The nice_udp_socket_factory will be removed from the API and will be 
transparently handled by libnice, this way, the user doesn't need to 
provide the library with the udp socket factory anymore.

[/quote]

To extend this a bit, now what a user needs to do is something like this :
1 - create a stun_timer_t,
2 - create a StunAgent and StunMessage,
3 - call stun_usage_bind_create(agent, msg);
4 - start the timer
5 - have a timeout depending on the remainder of the stun_timer
6 - use stun_timer_refresh when necessary and handle whether he needs to 
retransmit or timeout
7 - receive the response and call stun_usage_bind_process(msg, &addr, 
&alternate_server)
8 - if the return value is STUN_USAGE_BIND_RETURN_ALTERNATE_SERVER, 
handle the alternate server
9 - if the return value is STUN_USAGE_BIND_RETURN_SUCCESS, he's done...
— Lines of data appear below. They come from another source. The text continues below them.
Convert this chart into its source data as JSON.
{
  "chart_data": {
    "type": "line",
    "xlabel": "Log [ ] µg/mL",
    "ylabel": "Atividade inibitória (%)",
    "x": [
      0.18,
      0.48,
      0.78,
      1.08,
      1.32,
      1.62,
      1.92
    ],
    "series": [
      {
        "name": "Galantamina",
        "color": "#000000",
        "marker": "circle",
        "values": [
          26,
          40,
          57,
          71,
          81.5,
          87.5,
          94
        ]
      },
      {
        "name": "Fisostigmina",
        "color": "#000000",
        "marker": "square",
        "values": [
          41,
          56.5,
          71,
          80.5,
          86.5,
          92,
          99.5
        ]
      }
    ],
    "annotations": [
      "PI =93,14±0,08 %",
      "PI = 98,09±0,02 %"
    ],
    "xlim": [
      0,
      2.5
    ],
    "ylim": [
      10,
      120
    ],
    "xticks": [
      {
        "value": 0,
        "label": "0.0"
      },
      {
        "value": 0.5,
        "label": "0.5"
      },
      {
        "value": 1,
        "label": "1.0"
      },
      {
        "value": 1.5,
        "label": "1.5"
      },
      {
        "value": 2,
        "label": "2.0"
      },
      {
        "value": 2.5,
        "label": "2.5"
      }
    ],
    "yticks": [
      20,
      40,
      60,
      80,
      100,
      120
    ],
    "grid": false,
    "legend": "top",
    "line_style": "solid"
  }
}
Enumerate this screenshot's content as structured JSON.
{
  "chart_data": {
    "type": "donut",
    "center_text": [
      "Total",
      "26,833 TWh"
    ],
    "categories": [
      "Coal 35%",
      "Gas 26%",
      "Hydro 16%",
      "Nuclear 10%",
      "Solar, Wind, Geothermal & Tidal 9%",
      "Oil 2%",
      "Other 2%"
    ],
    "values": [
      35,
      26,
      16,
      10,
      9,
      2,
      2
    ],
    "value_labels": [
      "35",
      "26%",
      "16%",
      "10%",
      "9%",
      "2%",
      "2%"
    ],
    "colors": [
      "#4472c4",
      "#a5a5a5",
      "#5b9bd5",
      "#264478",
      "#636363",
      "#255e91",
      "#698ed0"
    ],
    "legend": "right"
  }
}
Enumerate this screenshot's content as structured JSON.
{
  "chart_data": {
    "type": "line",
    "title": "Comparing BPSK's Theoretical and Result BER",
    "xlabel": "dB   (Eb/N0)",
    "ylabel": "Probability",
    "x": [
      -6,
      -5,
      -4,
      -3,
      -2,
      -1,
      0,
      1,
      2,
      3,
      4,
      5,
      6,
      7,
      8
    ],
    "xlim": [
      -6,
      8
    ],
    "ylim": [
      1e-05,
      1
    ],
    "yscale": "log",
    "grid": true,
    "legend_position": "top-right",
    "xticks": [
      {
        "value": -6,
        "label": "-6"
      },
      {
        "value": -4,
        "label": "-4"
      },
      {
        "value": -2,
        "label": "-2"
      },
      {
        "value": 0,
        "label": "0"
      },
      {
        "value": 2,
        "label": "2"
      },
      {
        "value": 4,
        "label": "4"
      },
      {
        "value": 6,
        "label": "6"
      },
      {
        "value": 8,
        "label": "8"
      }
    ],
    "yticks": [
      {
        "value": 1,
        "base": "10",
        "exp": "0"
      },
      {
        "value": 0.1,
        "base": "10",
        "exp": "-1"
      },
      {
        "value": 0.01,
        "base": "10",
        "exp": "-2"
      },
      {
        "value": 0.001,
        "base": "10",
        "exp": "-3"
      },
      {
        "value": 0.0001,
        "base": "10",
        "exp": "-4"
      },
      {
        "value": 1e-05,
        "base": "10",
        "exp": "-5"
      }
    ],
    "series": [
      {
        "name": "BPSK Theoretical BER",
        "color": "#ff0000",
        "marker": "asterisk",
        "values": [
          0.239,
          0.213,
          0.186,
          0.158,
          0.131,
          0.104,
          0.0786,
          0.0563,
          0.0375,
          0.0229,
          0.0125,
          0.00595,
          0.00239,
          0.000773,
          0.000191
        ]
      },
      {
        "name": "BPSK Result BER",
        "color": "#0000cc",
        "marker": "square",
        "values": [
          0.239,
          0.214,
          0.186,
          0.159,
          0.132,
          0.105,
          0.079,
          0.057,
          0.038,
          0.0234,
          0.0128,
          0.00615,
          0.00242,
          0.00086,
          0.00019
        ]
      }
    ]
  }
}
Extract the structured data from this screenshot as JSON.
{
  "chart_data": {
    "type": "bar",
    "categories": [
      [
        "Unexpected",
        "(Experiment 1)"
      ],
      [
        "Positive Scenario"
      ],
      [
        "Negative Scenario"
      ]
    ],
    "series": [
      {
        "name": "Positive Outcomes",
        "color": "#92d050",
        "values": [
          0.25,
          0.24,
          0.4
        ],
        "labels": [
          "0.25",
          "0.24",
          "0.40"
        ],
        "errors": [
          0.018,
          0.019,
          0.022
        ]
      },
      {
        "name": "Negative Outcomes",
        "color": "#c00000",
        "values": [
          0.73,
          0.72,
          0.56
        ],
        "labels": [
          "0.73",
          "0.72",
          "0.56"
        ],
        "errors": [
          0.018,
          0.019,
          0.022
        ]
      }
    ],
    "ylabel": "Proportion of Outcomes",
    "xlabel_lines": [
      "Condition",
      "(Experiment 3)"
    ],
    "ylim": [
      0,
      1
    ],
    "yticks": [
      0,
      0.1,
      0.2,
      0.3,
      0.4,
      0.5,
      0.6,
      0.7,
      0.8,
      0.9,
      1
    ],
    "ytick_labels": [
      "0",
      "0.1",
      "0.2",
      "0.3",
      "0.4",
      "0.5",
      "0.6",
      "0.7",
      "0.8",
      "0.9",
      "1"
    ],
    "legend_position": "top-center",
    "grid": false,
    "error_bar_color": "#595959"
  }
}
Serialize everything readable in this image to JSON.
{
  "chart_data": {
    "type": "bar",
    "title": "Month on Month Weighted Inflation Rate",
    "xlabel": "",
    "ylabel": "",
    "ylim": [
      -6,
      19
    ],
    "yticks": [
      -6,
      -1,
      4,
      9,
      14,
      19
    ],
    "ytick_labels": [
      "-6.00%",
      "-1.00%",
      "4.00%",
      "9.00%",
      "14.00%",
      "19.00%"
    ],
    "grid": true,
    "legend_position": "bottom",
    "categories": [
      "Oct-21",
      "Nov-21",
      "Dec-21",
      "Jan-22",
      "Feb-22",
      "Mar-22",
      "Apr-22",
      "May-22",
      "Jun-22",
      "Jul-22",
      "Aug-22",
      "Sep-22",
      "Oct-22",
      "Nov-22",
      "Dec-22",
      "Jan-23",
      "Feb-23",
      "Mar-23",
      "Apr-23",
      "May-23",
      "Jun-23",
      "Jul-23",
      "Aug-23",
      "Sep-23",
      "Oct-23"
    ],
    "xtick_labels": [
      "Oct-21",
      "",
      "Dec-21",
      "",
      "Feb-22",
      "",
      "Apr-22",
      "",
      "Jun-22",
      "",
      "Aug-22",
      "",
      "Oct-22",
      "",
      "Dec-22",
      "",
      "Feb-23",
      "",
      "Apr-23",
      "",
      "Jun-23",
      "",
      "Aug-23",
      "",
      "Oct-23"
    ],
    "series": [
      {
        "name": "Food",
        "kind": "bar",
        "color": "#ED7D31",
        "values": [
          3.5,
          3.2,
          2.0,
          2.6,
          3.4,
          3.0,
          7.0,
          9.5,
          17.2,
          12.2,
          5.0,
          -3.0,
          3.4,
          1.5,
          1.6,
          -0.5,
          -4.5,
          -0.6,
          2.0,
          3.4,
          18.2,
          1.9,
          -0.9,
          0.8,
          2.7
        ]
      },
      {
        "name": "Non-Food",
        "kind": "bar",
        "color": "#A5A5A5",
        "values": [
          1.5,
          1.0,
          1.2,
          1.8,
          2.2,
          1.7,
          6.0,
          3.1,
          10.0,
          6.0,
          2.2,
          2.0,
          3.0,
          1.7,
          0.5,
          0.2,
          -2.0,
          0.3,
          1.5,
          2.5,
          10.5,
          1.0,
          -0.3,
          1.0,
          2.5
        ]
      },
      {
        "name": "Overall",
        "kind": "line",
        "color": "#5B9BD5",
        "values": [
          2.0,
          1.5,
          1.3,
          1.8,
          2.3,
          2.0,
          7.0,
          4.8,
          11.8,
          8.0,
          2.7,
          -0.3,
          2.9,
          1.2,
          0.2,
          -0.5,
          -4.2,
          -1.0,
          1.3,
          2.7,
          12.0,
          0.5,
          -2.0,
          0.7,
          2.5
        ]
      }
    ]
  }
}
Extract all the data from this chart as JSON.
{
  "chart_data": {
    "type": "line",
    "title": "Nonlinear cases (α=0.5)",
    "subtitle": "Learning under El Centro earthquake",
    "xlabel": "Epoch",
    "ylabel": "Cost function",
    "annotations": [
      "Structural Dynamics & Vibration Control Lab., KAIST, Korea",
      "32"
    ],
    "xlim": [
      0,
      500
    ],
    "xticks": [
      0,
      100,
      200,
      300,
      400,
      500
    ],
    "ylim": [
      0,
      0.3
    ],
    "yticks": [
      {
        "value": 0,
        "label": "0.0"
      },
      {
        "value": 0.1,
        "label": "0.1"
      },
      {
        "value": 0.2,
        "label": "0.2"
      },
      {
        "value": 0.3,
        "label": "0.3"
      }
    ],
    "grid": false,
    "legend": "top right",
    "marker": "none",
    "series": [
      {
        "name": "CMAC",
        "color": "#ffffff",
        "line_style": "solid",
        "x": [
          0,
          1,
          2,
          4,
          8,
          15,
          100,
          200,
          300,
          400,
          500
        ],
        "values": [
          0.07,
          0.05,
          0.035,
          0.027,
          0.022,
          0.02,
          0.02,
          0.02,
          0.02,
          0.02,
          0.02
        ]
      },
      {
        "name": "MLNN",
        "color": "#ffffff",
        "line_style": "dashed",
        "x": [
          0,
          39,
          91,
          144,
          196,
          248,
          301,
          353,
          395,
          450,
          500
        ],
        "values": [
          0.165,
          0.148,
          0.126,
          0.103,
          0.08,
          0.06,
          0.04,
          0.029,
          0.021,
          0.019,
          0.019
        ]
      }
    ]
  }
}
It IS more work, yes, but it is also the only way to provide a more 
useful API that can be used for something other than just doing a simple 
UDP bind.
For convenience, I left the stun_usage_bind_run() function, so if anyone 
just needs a simple UDP bind request, he can just use that synchronous 
API. You can also look at it to see how the new API should be used and 
what was removed from the stun_bind_start (the transport usage is not 
used by libnice though).

Thanks!
Youness